Last week, central-bank shenanigans were the biggest force behind the market’s moves. The Fed finally tapered its “QE Infinity” bond-buying program to zero. That’s been their plan for months, so it came as no real surprise. The Fed did, however, use slightly more optimistic language when describing the labor market, which Fed watchers took as a cue that short-term rates might be rising a few months earlier than previously thought.
Maybe…or maybe not. I don’t expect the Fed to raise rates much if at all for another 9-12 months. But it doesn’t really matter. The central-bank news that sent the market flying on Friday came not from the Fed but from the Bank of Japan.
Asia's Santa Clause
The BoJ announced it was taking quantitative easing to levels that would make Fed chair Janet Yellen blush. The BoJ will be increasing its balance sheet by 15% of Japanese GDP per year and will triple its purchases of ETFs and REITs. Topping it off, Japan’s government pension fund will be upping its allocation to equities from 24% to 50%. Relative to the size of Japan’s economy, this is the biggest quantitative easing boost in history.

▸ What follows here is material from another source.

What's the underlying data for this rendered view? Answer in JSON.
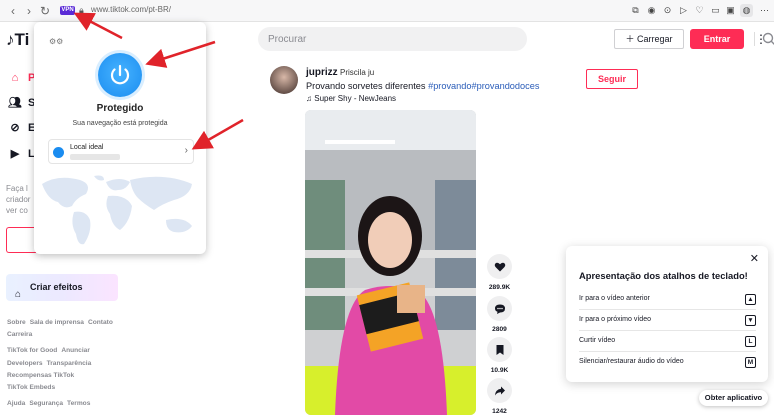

This won’t end well for Japan. Quantitative easing may stave off deflation for a time. But it won’t reignite growth or encourage new borrowing by Japanese companies. Japan is already sitting on overcapacity and has some of the poorest returns on investment in the developed world. Worse, at the risk of sounding morbid, there are fewer Japanese consumers to sell to every year. Japan is the oldest country in the world with a quarter of its population already over the age of 65. Japan’s population peaked seven years ago at 128 million and hasn’t stopped shrinking since — Japan has about a million fewer citizens every year. By 2060, the Japanese government estimates that Japan’s population will have shrunk to 87 million people.
So, Japan’s quantitative easing won’t “fix” Japan. But it will lower the value of the yen as liquidity sloshes out of Japan and into higher-yielding assets abroad.

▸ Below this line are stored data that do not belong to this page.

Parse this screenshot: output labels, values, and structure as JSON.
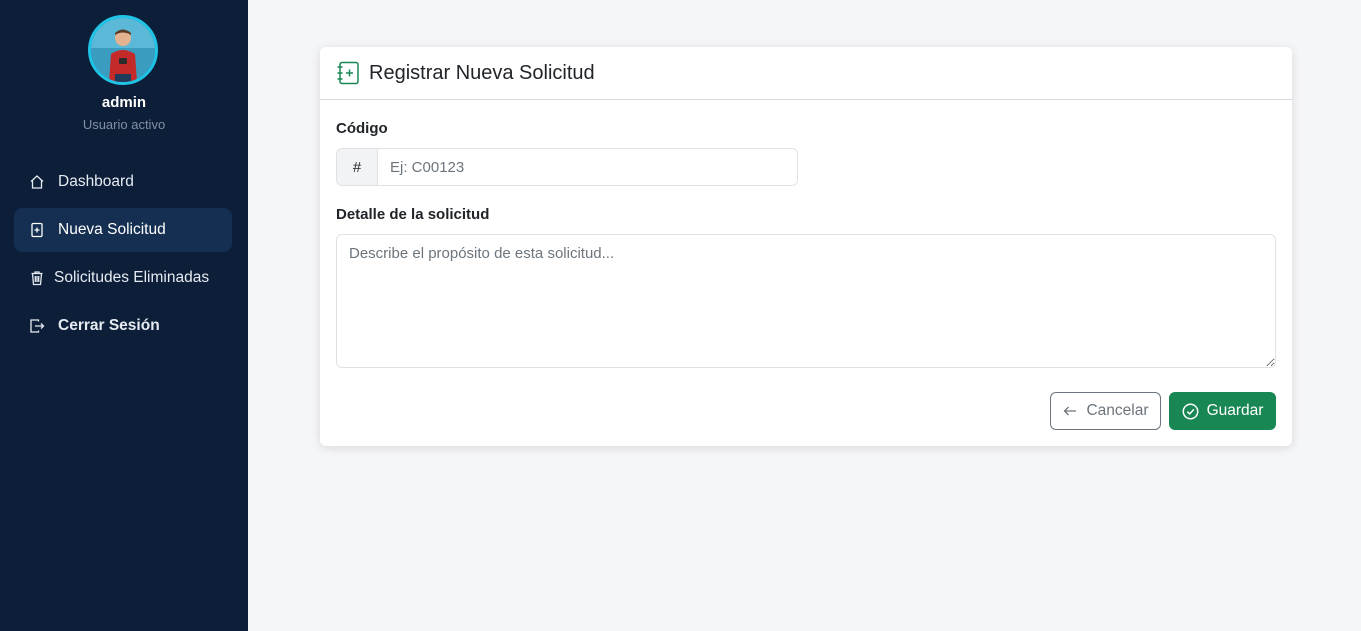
{
  "sidebar": {
    "user": {
      "name": "admin",
      "status": "Usuario activo"
    },
    "items": [
      {
        "label": "Dashboard",
        "icon": "house-icon"
      },
      {
        "label": "Nueva Solicitud",
        "icon": "file-plus-icon",
        "active": true
      },
      {
        "label": "Solicitudes Eliminadas",
        "icon": "trash-icon"
      },
      {
        "label": "Cerrar Sesión",
        "icon": "logout-icon"
      }
    ]
  },
  "form": {
    "title": "Registrar Nueva Solicitud",
    "title_icon": "journal-plus-icon",
    "code": {
      "label": "Código",
      "prefix": "#",
      "placeholder": "Ej: C00123",
      "value": ""
    },
    "detail": {
      "label": "Detalle de la solicitud",
      "placeholder": "Describe el propósito de esta solicitud...",
      "value": ""
    },
    "cancel_label": "Cancelar",
    "cancel_icon": "arrow-left-icon",
    "save_label": "Guardar",
    "save_icon": "check-circle-icon"
  },
  "colors": {
    "sidebar_bg": "#0c1e38",
    "sidebar_active": "#142f51",
    "accent_green": "#198754",
    "avatar_ring": "#1ec3e6",
    "page_bg": "#f5f6f8"
  }
}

Trading The Easing Bonanza
There are plenty of ways to trade Japan’s quantitative easing bonanza. The easiest is by buying shares of the ProShares UltraShort Yen (NYSE:YCS). This is a leveraged fund, so be careful. YCS rises about 2% for every 1% fall in the value of the yen relative to the dollar, and vice versa.
As I said, there is no such thing as a risk-free trade. But barring a massive intervention by the Fed or ECB to prop up the yen, this is about as close as we’re going to get.
Disclosures: Long YCS in Tactical ETF portfolio.